In her La'isha interview, Rabin-Pelosoff listed the
aspects of the assassination which trouble her and which, she
believes, the Shamgar Commission of Inquiry failed to answer.
"We all have the feeling that they put a lid on the story by
saying it was a foul-up," she said. "That's too simple.
"There are many [unanswered] questions regarding the night of
the murder. For example, someone shouted [that the bullets
fired by Yigal Amir were] `blanks' and there is no answer as
to who it was."
Rabin-Pelosoff rejected the suggestion that the blanks story
might have been based on a false rumor. "My mother heard the
shouts with absolute certainty," said Rabin-Pelosoff. "She
called me at home immediately after the shooting and said,
`They shot Daddy, but it wasn't real.' "
She added that her mother was not the only one who heard the
shouts: "When the security men took her in a separate car to
the hospital, they told her the bullets weren't real.
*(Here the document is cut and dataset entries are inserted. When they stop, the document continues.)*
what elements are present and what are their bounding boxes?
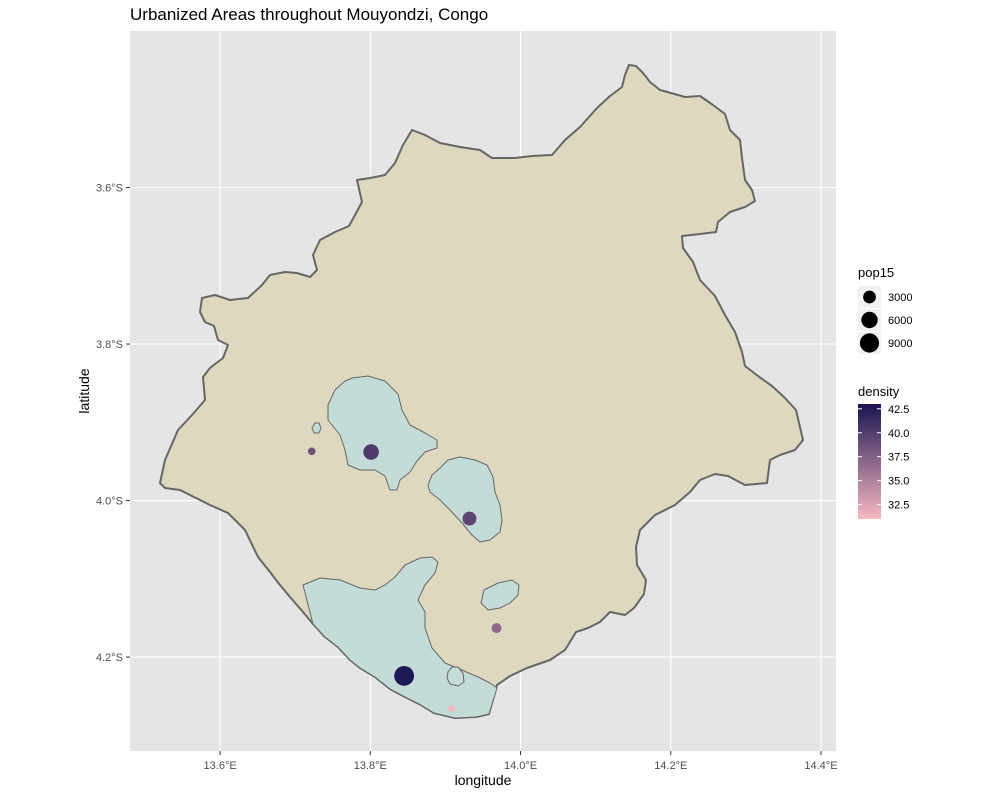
urban-area-2 xyxy=(427,456,503,543)
legend-size-dot-2 xyxy=(859,333,880,353)
legend-color-label-3: 35.0 xyxy=(888,476,909,488)
point-1 xyxy=(363,444,379,460)
urban-area-3 xyxy=(480,579,520,611)
legend-size: pop15 3000 6000 9000 xyxy=(858,265,912,354)
x-axis-title: longitude xyxy=(455,772,512,788)
y-axis-title: latitude xyxy=(76,368,92,413)
chart-title: Urbanized Areas throughout Mouyondzi, Co… xyxy=(130,5,488,24)
y-tick-label-1: 3.8°S xyxy=(96,339,123,351)
point-5 xyxy=(448,705,455,713)
point-4 xyxy=(394,665,415,686)
urban-area-5 xyxy=(446,666,465,687)
legend-size-label-1: 6000 xyxy=(888,315,912,327)
legend-size-dot-0 xyxy=(863,290,876,304)
legend-color-label-0: 42.5 xyxy=(888,404,909,416)
legend-size-dot-1 xyxy=(861,311,878,329)
urban-area-6 xyxy=(311,422,322,434)
legend-size-label-0: 3000 xyxy=(888,292,912,304)
x-tick-label-4: 14.4°E xyxy=(804,760,837,772)
legend-size-title: pop15 xyxy=(858,265,894,280)
y-tick-label-0: 3.6°S xyxy=(96,183,123,195)
x-tick-label-1: 13.8°E xyxy=(354,760,387,772)
y-tick-label-2: 4.0°S xyxy=(96,496,123,508)
data-points xyxy=(307,444,502,713)
legend-color: density 42.5 40.0 37.5 35.0 32.5 xyxy=(858,384,909,519)
legend-color-label-1: 40.0 xyxy=(888,428,909,440)
x-tick-label-0: 13.6°E xyxy=(204,760,237,772)
legend-color-title: density xyxy=(858,384,900,399)
y-tick-label-3: 4.2°S xyxy=(96,652,123,664)
axes: 13.6°E 13.8°E 14.0°E 14.2°E 14.4°E 3.6°S 3.8°S… xyxy=(96,183,838,772)
density-colorbar xyxy=(858,404,881,519)
legend-color-label-4: 32.5 xyxy=(888,500,909,512)
urban-area-1 xyxy=(327,375,438,491)
legend-size-label-2: 9000 xyxy=(888,338,912,350)
point-2 xyxy=(462,511,477,526)
legend-color-label-2: 37.5 xyxy=(888,452,909,464)
x-tick-label-2: 14.0°E xyxy=(504,760,537,772)
point-0 xyxy=(307,447,316,456)
x-tick-label-3: 14.2°E xyxy=(654,760,687,772)
urbanized-areas xyxy=(302,375,520,719)
point-3 xyxy=(491,623,502,634)
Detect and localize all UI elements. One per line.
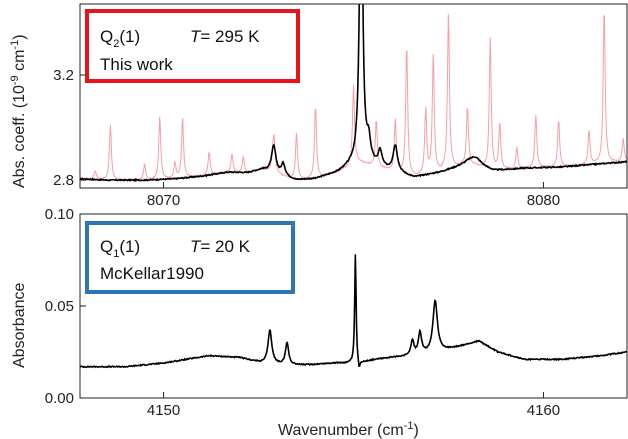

And
when she asked questions, they hushed her up and didn't reply
to a single one.
"There are many questions about what happened immediately
after the killing: Why didn't they let my mother travel in
the car with my father? Why did they take my mother from the
murder scene? Why did they want to whisk her away as quickly
as possible?
"Why did they tell her it was an exercise? An `exercise,'
really! And what about the oh-so-vital instincts of the
security men? Why didn't they shoot the killer immediately?
How come they didn't open fire?"
Conspiracy theorists claim that the commission did not
explain the discrepancy between the report by Chief Coroner
Yehuda Hiss that Rabin had been struck in the back by two
bullets and the report of the doctor who allegedly received
the prime minister when he was rushed to Tel Aviv's Ichilov
Hospital.
The physician reportedly wrote that Rabin had also been
struck by a third bullet in the chest and was suffering
spinal shock.
According to Shamgar, however, Dr. Barabash, head of Ichilov
at the time, and Hiss, both of whom testified before the
commission, presented identical reports saying that Rabin had
been struck by two bullets in the back.